The filmmakers standing by to create the film have years of experience with both digital films and Star Wars. Jason Wishnow is the maker of the acclaimed Star Wars fan documentary Tatooine or Bust, and the creator of The New Venue, a leading digital filmmaking showcase (www.newvenue.com). Evan Mather is the maker of several popular Star Wars-themed digital spoofs, including Kung-Fu Kenobi's Big Adventure, and proprietor of Evan's Star Wars Cinema (www.jedinet.com/cinema). Films by Wishnow and Mather are now screening at AtomFilms.com in conjunction with the Makin' Wookiee event; also available are the popular Star Wars spoofs Park Wars and Hardware Wars.
According to Wishnow, "We're going to empower a writer, somewhere in the world, who doesn't have filmmaking resources at his or her disposal. This is the future of cinema -- Star Wars is the catalyst."
Along with Billy Dee Williams, the panel of Makin' Wookiee judges also features industry notables such as Warren Franklin, former head of Industrial Light & Magic, Empire Strikes Back optical photography supervisor Bruce Nicholson, Hardware Wars producer Michael Wiese, Johan Liedgren and Noah Tannen of Honkworm International, D.FILM executive producer Bart Cheever, AtomFilms CEO Mika Salmi, and filmmakers Wishnow and Mather.
The D.FILM Digital Film Festival is a traveling and online showcase of films made with computers and new technology. The goal of the festival is to entertain, by showing audiences the very best work done by today's new breed of digital filmmakers, and to inspire, by actively teaching them how they can do it themselves. To this end, D.FILM is at the center of the grassroots digital revolution. D.FILM is the official Digital Film Showcase of the 1999 Cannes Film Festival, presenting its lineup via digital satellite transmission, making it the first truly digital film festival in terms of content and presentation.

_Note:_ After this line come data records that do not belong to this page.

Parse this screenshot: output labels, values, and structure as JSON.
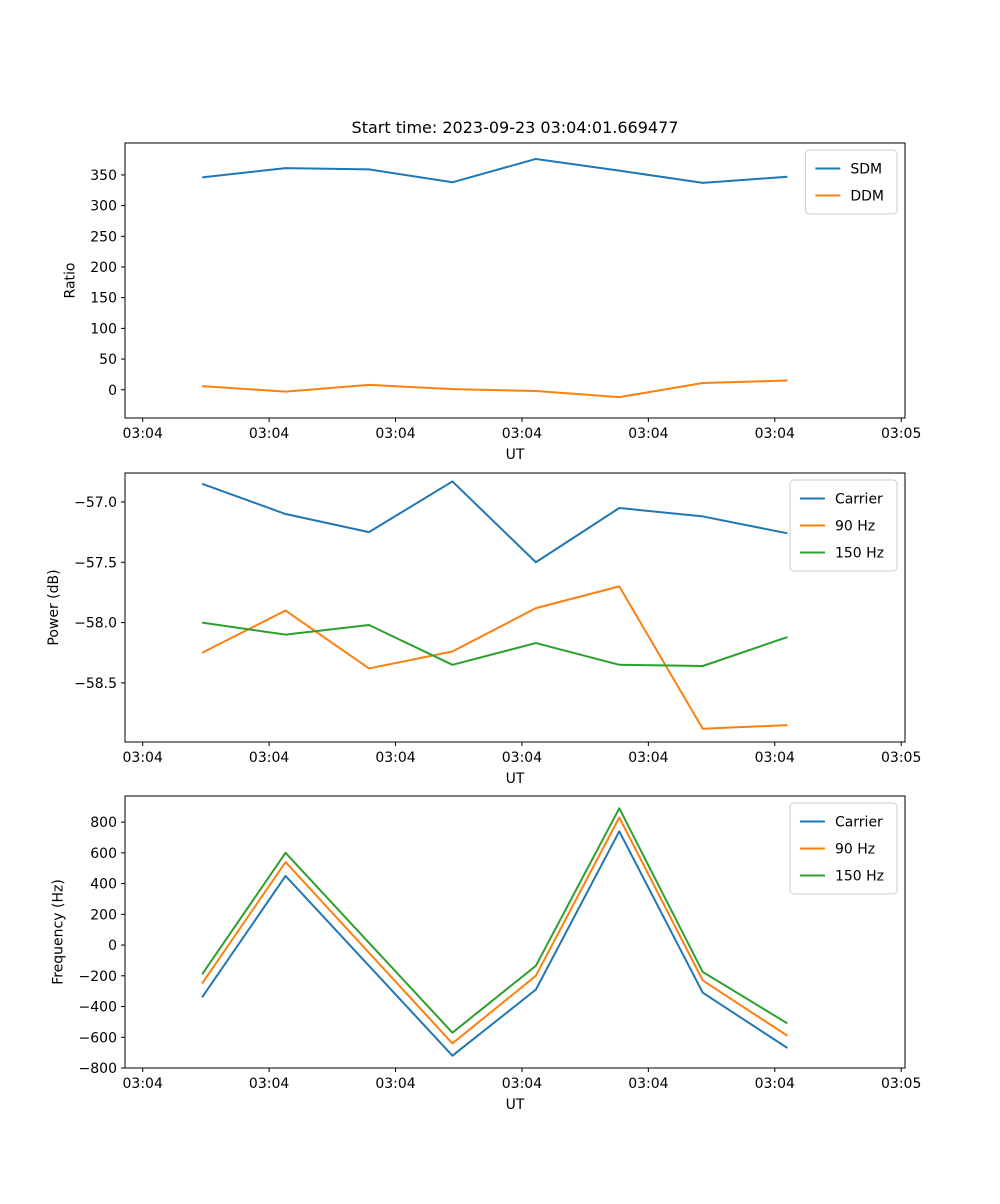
{
  "figure": {
    "title": "Start time: 2023-09-23 03:04:01.669477",
    "background": "#ffffff",
    "spine_color": "#000000",
    "legend_border_color": "#cccccc"
  },
  "chart_data": [
    {
      "type": "line",
      "title": "Start time: 2023-09-23 03:04:01.669477",
      "xlabel": "UT",
      "ylabel": "Ratio",
      "grid": false,
      "legend_position": "upper right",
      "xlim_seconds": [
        -1.4,
        60.3
      ],
      "xtick_seconds": [
        0,
        10,
        20,
        30,
        40,
        50,
        60
      ],
      "xtick_labels": [
        "03:04",
        "03:04",
        "03:04",
        "03:04",
        "03:04",
        "03:04",
        "03:05"
      ],
      "ylim": [
        -46,
        402
      ],
      "yticks": [
        0,
        50,
        100,
        150,
        200,
        250,
        300,
        350
      ],
      "ytick_labels": [
        "0",
        "50",
        "100",
        "150",
        "200",
        "250",
        "300",
        "350"
      ],
      "x_seconds": [
        4.7,
        11.3,
        17.9,
        24.5,
        31.1,
        37.7,
        44.3,
        51.0
      ],
      "series": [
        {
          "name": "SDM",
          "color": "#1f77b4",
          "values": [
            346,
            361,
            359,
            338,
            376,
            357,
            337,
            347
          ]
        },
        {
          "name": "DDM",
          "color": "#ff7f0e",
          "values": [
            6,
            -3,
            8,
            1,
            -2,
            -12,
            11,
            15
          ]
        }
      ]
    },
    {
      "type": "line",
      "title": "",
      "xlabel": "UT",
      "ylabel": "Power (dB)",
      "grid": false,
      "legend_position": "upper right",
      "xlim_seconds": [
        -1.4,
        60.3
      ],
      "xtick_seconds": [
        0,
        10,
        20,
        30,
        40,
        50,
        60
      ],
      "xtick_labels": [
        "03:04",
        "03:04",
        "03:04",
        "03:04",
        "03:04",
        "03:04",
        "03:05"
      ],
      "ylim": [
        -58.99,
        -56.76
      ],
      "yticks": [
        -57.0,
        -57.5,
        -58.0,
        -58.5
      ],
      "ytick_labels": [
        "−57.0",
        "−57.5",
        "−58.0",
        "−58.5"
      ],
      "x_seconds": [
        4.7,
        11.3,
        17.9,
        24.5,
        31.1,
        37.7,
        44.3,
        51.0
      ],
      "series": [
        {
          "name": "Carrier",
          "color": "#1f77b4",
          "values": [
            -56.85,
            -57.1,
            -57.25,
            -56.83,
            -57.5,
            -57.05,
            -57.12,
            -57.26
          ]
        },
        {
          "name": "90 Hz",
          "color": "#ff7f0e",
          "values": [
            -58.25,
            -57.9,
            -58.38,
            -58.24,
            -57.88,
            -57.7,
            -58.88,
            -58.85
          ]
        },
        {
          "name": "150 Hz",
          "color": "#2ca02c",
          "values": [
            -58.0,
            -58.1,
            -58.02,
            -58.35,
            -58.17,
            -58.35,
            -58.36,
            -58.12
          ]
        }
      ]
    },
    {
      "type": "line",
      "title": "",
      "xlabel": "UT",
      "ylabel": "Frequency (Hz)",
      "grid": false,
      "legend_position": "upper right",
      "xlim_seconds": [
        -1.4,
        60.3
      ],
      "xtick_seconds": [
        0,
        10,
        20,
        30,
        40,
        50,
        60
      ],
      "xtick_labels": [
        "03:04",
        "03:04",
        "03:04",
        "03:04",
        "03:04",
        "03:04",
        "03:05"
      ],
      "ylim": [
        -800,
        970
      ],
      "yticks": [
        -800,
        -600,
        -400,
        -200,
        0,
        200,
        400,
        600,
        800
      ],
      "ytick_labels": [
        "−800",
        "−600",
        "−400",
        "−200",
        "0",
        "200",
        "400",
        "600",
        "800"
      ],
      "x_seconds": [
        4.7,
        11.3,
        17.9,
        24.5,
        31.1,
        37.7,
        44.3,
        51.0
      ],
      "series": [
        {
          "name": "Carrier",
          "color": "#1f77b4",
          "values": [
            -340,
            450,
            -135,
            -720,
            -290,
            740,
            -310,
            -670
          ]
        },
        {
          "name": "90 Hz",
          "color": "#ff7f0e",
          "values": [
            -250,
            540,
            -50,
            -640,
            -200,
            830,
            -230,
            -590
          ]
        },
        {
          "name": "150 Hz",
          "color": "#2ca02c",
          "values": [
            -190,
            600,
            15,
            -570,
            -135,
            890,
            -175,
            -510
          ]
        }
      ]
    }
  ]
}
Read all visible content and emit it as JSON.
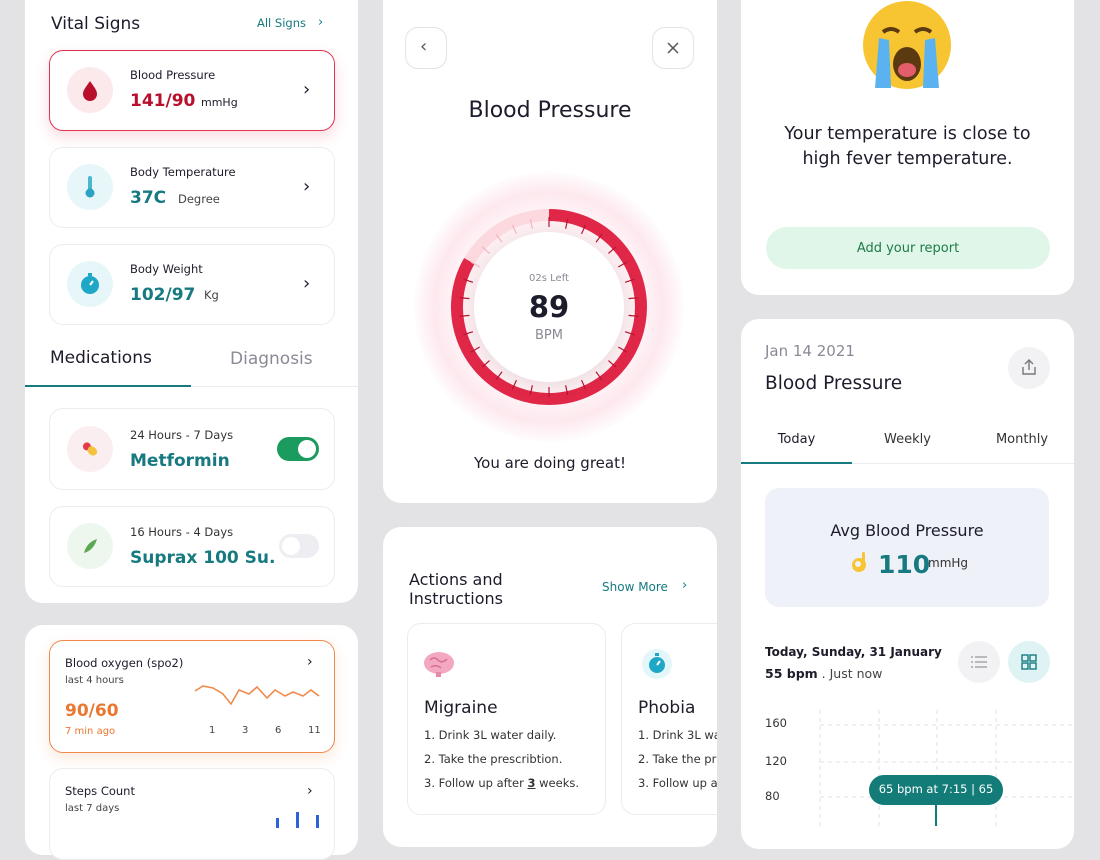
{
  "vital_signs": {
    "title": "Vital Signs",
    "link": "All Signs",
    "items": [
      {
        "label": "Blood Pressure",
        "value": "141/90",
        "unit": "mmHg"
      },
      {
        "label": "Body Temperature",
        "value": "37C",
        "unit": "Degree"
      },
      {
        "label": "Body Weight",
        "value": "102/97",
        "unit": "Kg"
      }
    ]
  },
  "medications": {
    "tabs": [
      "Medications",
      "Diagnosis"
    ],
    "items": [
      {
        "schedule": "24 Hours - 7 Days",
        "name": "Metformin"
      },
      {
        "schedule": "16 Hours - 4 Days",
        "name": "Suprax 100 Su."
      }
    ]
  },
  "blood_oxygen": {
    "title": "Blood oxygen (spo2)",
    "subtitle": "last 4 hours",
    "value": "90/60",
    "time": "7 min ago",
    "ticks": [
      "1",
      "3",
      "6",
      "11"
    ]
  },
  "steps": {
    "title": "Steps Count",
    "subtitle": "last 7 days"
  },
  "bp_detail": {
    "title": "Blood Pressure",
    "timer": "02s Left",
    "value": "89",
    "unit": "BPM",
    "message": "You are doing great!"
  },
  "actions": {
    "title": "Actions and Instructions",
    "link": "Show More",
    "cards": [
      {
        "title": "Migraine",
        "steps": [
          "1. Drink 3L water daily.",
          "2. Take the prescribtion."
        ],
        "last_step": {
          "before": "3. Follow up after ",
          "count": "3",
          "after": " weeks."
        }
      },
      {
        "title": "Phobia",
        "steps": [
          "1. Drink 3L wa",
          "2. Take the pr",
          "3. Follow up a"
        ]
      }
    ]
  },
  "temperature": {
    "message": "Your temperature is close to high fever temperature.",
    "button": "Add your report"
  },
  "bp_history": {
    "date": "Jan 14 2021",
    "title": "Blood Pressure",
    "tabs": [
      "Today",
      "Weekly",
      "Monthly"
    ],
    "avg_label": "Avg Blood Pressure",
    "avg_value": "110",
    "avg_unit": "mmHg",
    "reading_date": "Today, Sunday, 31 January",
    "reading_value": "55 bpm",
    "reading_time": " . Just now",
    "yticks": [
      "160",
      "120",
      "80"
    ],
    "tooltip": "65 bpm at 7:15 | 65"
  }
}
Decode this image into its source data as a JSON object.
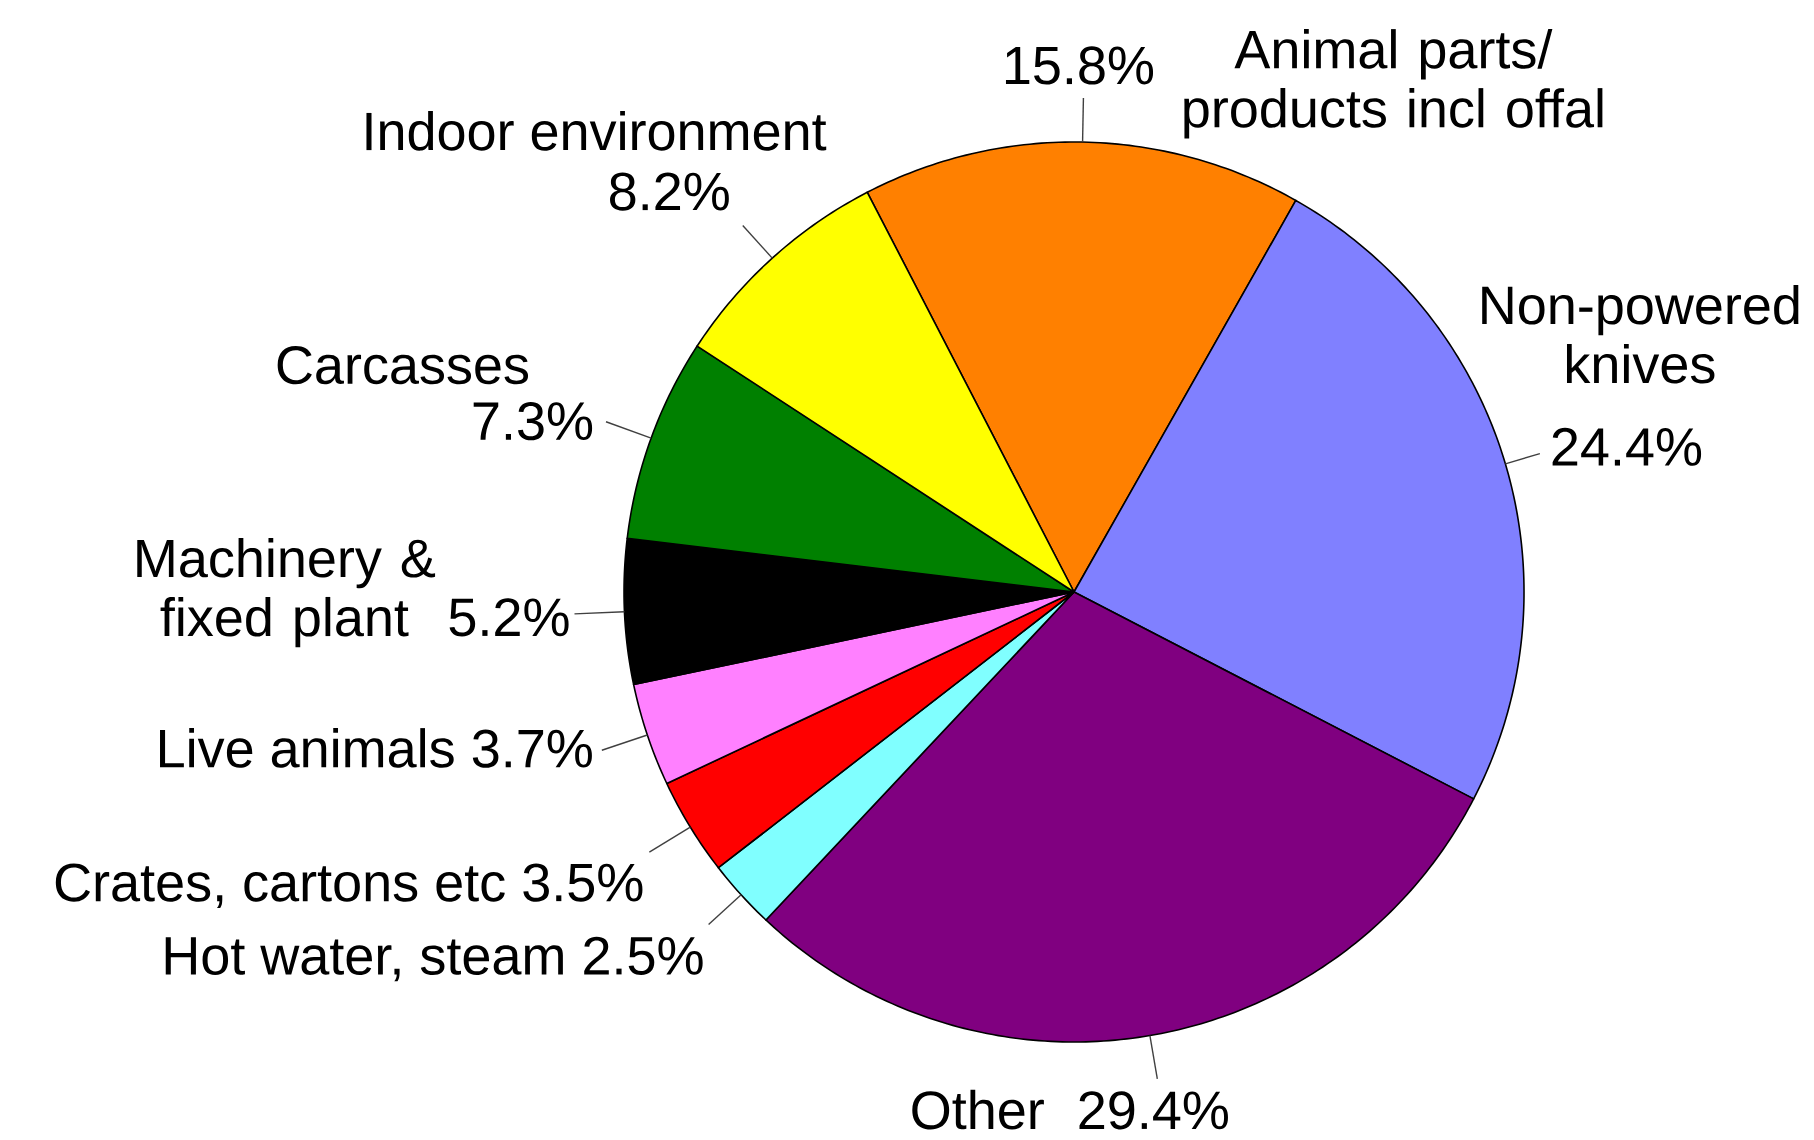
{
  "chart_data": {
    "type": "pie",
    "categories": [
      "Animal parts/ products incl offal",
      "Non-powered knives",
      "Other",
      "Hot water, steam",
      "Crates, cartons etc",
      "Live animals",
      "Machinery & fixed plant",
      "Carcasses",
      "Indoor environment"
    ],
    "values": [
      15.8,
      24.4,
      29.4,
      2.5,
      3.5,
      3.7,
      5.2,
      7.3,
      8.2
    ],
    "value_labels": [
      "15.8%",
      "24.4%",
      "29.4%",
      "2.5%",
      "3.5%",
      "3.7%",
      "5.2%",
      "7.3%",
      "8.2%"
    ],
    "colors": [
      "#ff8000",
      "#8080ff",
      "#800080",
      "#80ffff",
      "#ff0000",
      "#ff80ff",
      "#000000",
      "#008000",
      "#ffff00"
    ]
  }
}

The New Venue is the first online showcase for movies made specifically for viewing over the Internet. Created by Jason Wishnow and D.FILM to advance the aesthetic of web movies, the New Venue is both a curated exhibit space and a filmmaker resource, proving that the "generative constraints" of bandwidth can yield to intense creativity. D.FILM offers this distinctly online film festival as a complement to its traveling, "real world" digital film festival.
About AtomFilms
AtomFilms is a leading next generation entertainment company focused on redefining the way entertainment is created, distributed, marketed and consumed. AtomFilms has the largest catalog of award-winning animation and live-action entertainment available. A loyal supporter of independent filmmakers and animators, AtomFilms has built a platform for artists seeking worldwide distribution. AtomFilms markets and distributes high-quality short form entertainment to more than 80 partners and to audience's worldwide, with significant presence on major Internet sites, broadband services, television, airlines, home entertainment companies and more recently, handheld and wireless devices. A popular Web destination that is ranked among Media Metrix's top twenty entertainment sites, the two time Webby Award winner in Film and Broadband, AtomFilms was recently selected as the "Forbes Magazine Favorite" short film Web site. AtomFilms was also sited as one of the top ten most trafficked movie-related sites by Entertainment Weekly, and was rated "Best of the Web" for online entertainment by U.S. News & World Report. An independent company founded in 1998, AtomFilms has offices in Seattle, Los Angeles, New York and London. More information about AtomFilms can be found on the Internet at http://www.atomfilms.com.
NOTE: Makin' Wookiee is a noncommercial event. None of the involved parties are deriving revenue from the contest. "Star Wars," "Wookiee," and other names associated with the Star Wars films are the property of Lucasfilm, Ltd. Lucasfilm Ltd. has neither authorized nor endorsed the Makin' Wookiee contest.